Representatives of four parties in Lithuania, holding negotiations on a future ruling coalition, said on Thursday they have completed their work, acknowledging, however, their failure to agree on the child benefit.
© DELFI / Andrius Ufartas

They suggest signing a national agreement on social policy funding, though.

"Our negotiators have finished work. Probably, the key point is that we agreed on a long-term increase of social policy funding for the next five years," Tomas Tomilinas, representing the Lithuanian Farmers and Greens Union, said. "We will ask the president in the fall and also invite all political parties to join a national agreement on the implementation of the European Commission's recommendations."

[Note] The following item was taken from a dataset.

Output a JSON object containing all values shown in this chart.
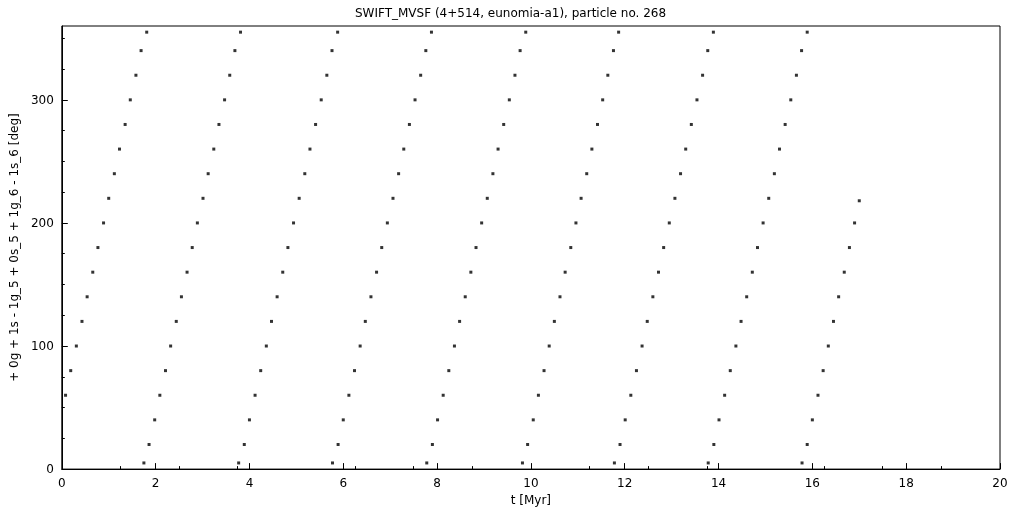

Earlier this month, the European Commission called on Lithuania to expand its tax base and increase spending on social security to reduce poverty and social inequality. Brussels says Lithuania fails to fairly share the results of fast economic growth as social inequality in the country is among the highest in the EU, and older people and disabled people, single-parent families and unemployed people are at greater risk of poverty.

According to Tomilinas, the agreement has been reached on a draft coalition agreement on Thursday, as well as on a package of 30 tasks. The agreement is expected to be signed next week. And the child benefit was the key issue the parties failed to agree.

"There are two alternatives and we are handing over the final arrangement to the parties' governance institutions and leaders' meetings," Tomilinas said.

The Electoral Action of Poles in Lithuania – Christian Families Alliance had demanded to raise the child benefit. The party proposed raising it to 100 euros per month per child, from 50 euros now, as of next year and increasing it further to 120 euros in 2021.

Since the negotiators discussed on Wednesday that the child benefit should go up to 70 percent next year (100 euros for large families and those raising disabled children), the EAPL-CFA representatives said on Thursday they had no mandate to decide on such rates.

Families are now paid 50 euros per month per child and large families and parents raising disabled children get 70 euros.

Meanwhile, Gediminas Kirkilas, leader of the Social Democratic Labor Party of Lithuania, said the parties agreed to introduce a residential income tax rate of 32 percent. Therefore, three income tax rates of 20, 27 and 32 percent would be in place as of next year.

According to Kirkilas, the 32 percent rate would apply to people earning 120 average monthly salaries or more per year.

Tomilinas said the proposal will be put before parliament together with the next year's budget bill.

The ruling Lithuanian Farmers and Greens Union started talks on a new coalition following the presidential election. The negotiations involve the LFGU, the SDLP, the Order, and Justice party and the EAPL-CFA.